Given the number of companies that filed bankruptcy and the fact that the former Presiding Judge of the Social Chamber of the Supreme Court admitted that this case law was tantamount to the opening of Pandora’s box (as there is thankfully a higher number of workers who did not develop a disease as opposed to the ones who did), one could have thought that this case law would remain very limited in scope and concern France only.
Recent events show that it will likely not be so and that our warning that French case law should be monitored as it could be applied to substances other than asbestos and in other jurisdictions than France seems to be appropriate.
As for the latter, on 15 July 2021, the Committee on the Environment, Public Health and Food Safety issued an opinion for the Committee on Employment and Social Affairs with recommendations to the European Commission on protecting workers from asbestos on the grounds that “asbestos remains one of the most significant occupational health challenges and that 125 million people worldwide have been exposed to asbestos in the workplace” and that “approximately 250,000 people die each year as a result of asbestos exposure”.
While bearing in mind that “16 European countries still use asbestos, particularly as a building material, and continue to produce and export it”, the Committee published numerous recommendations, including the following:
- “[Consider] the urgent need for an effective access to justice and redress for all health damage, not only that relating to anxiety, for all asbestos victims”;
- “[underline] that all medical costs related to asbestos exposure should be covered by the employers when they have failed to take all appropriate measures and to make efforts within their means to prevent asbestos exposure”;
- “[call] on the Commission to assess the possible need for legislation establishing a general liability regime for diffuse pollution to provide compensation to victims for all damages from diffuse pollution, including that caused by asbestos”.

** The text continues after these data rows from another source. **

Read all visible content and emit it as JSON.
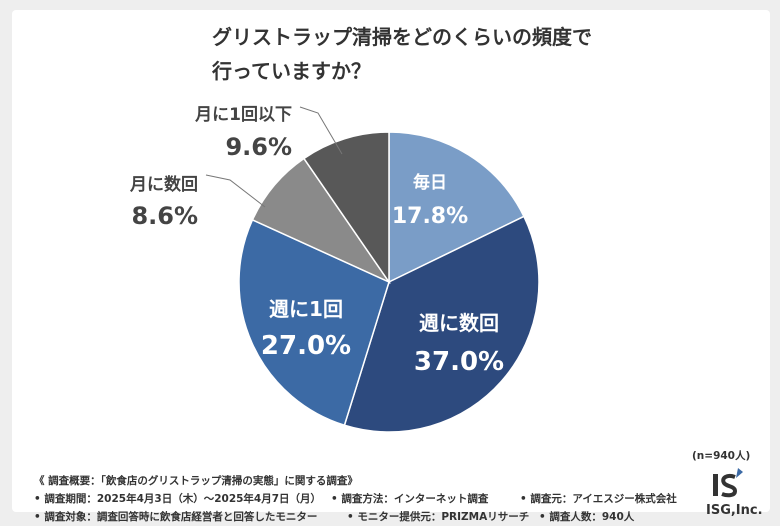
{
  "title": {
    "line1": "グリストラップ清掃をどのくらいの頻度で",
    "line2": "行っていますか？"
  },
  "chart_data": {
    "type": "pie",
    "title": "グリストラップ清掃をどのくらいの頻度で行っていますか？",
    "unit": "%",
    "slices": [
      {
        "label": "毎日",
        "value": 17.8,
        "value_text": "17.8%",
        "color": "#7a9dc7"
      },
      {
        "label": "週に数回",
        "value": 37.0,
        "value_text": "37.0%",
        "color": "#2d4a7e"
      },
      {
        "label": "週に1回",
        "value": 27.0,
        "value_text": "27.0%",
        "color": "#3c6aa5"
      },
      {
        "label": "月に数回",
        "value": 8.6,
        "value_text": "8.6%",
        "color": "#8a8a8a"
      },
      {
        "label": "月に1回以下",
        "value": 9.6,
        "value_text": "9.6%",
        "color": "#585858"
      }
    ],
    "start_angle_deg": 0,
    "direction": "clockwise"
  },
  "footer": {
    "overview": "《 調査概要：「飲食店のグリストラップ清掃の実態」に関する調査》",
    "period": "• 調査期間：2025年4月3日（木）～2025年4月7日（月）",
    "method": "• 調査方法：インターネット調査",
    "source": "• 調査元：アイエスジー株式会社",
    "target": "• 調査対象：調査回答時に飲食店経営者と回答したモニター",
    "provider": "• モニター提供元：PRIZMAリサーチ",
    "respondents": "• 調査人数：940人",
    "sample": "(n=940人)"
  },
  "logo": {
    "text": "ISG,Inc.",
    "mark": "IS",
    "accent": "#3c6aa5"
  }
}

These recommendations are a clear push to implement, in all Member States, a legal regime that facilitates the compensation of plaintiffs, including the anxiety damage which should be recognised everywhere.
Furthermore, in its opinion, the Committee highlights some health issues that it would like the Commission to monitor, such as the effect of asbestos on the environment (wildlife & vegetation), on children and on water. Based on the sensitivity of such potential exposures, if science confirms such health and environmental risks, massive litigation throughout the EU will be initiated, including on the grounds of anxiety, and companies will be requested to take numerous steps to contain these risks.
As for the scope of the anxiety damage, on 5 April 2019, the Supreme Court extended the anxiety damage to all employees of all sites operating in France, irrespective of whether they are listed by the French Government as having used asbestos in a significant manner (no. 18-17.442).
But more importantly, on 11 September 2019, it ruled that the loss relating to anxiety could be claimed by any worker exposed to a “harmful or toxic substance” (nos. 17-24.879 to 17-25.623). At the same time, the loss relating to anxiety was also recognised in the scope of litigation involving health products, i.e., in a scope other than the employer/employee relationship. Its application further appeared in environmental, consumer, industrial accidents and loss or misappropriation of personal data cases. It has even given rise to the concept of “eco-anxiety”, namely anxiety related to climate change.
In light of the above, it is now clear that there is a significant risk for companies doing business in France that the case law that has emerged a decade ago in France, relating to the fear of cancer, extends not only in scope (so as not to be limited to asbestos exposure) but also territorially (to end up being recognised in all EU Member States). In order to get ready for such litigation, experience shows that companies need to: (i) gather all data they had on their HSE measures, per hazardous substance used, (ii) collect data on potential diseases developed by their workers, (iii) conduct a review of the protective equipment available on their sites, (iv) further inform their workers on the hazardous substances they may be exposed to and (v) know the number of workers who are exposed to hazardous substances so as to anticipate the pool of potential plaintiffs.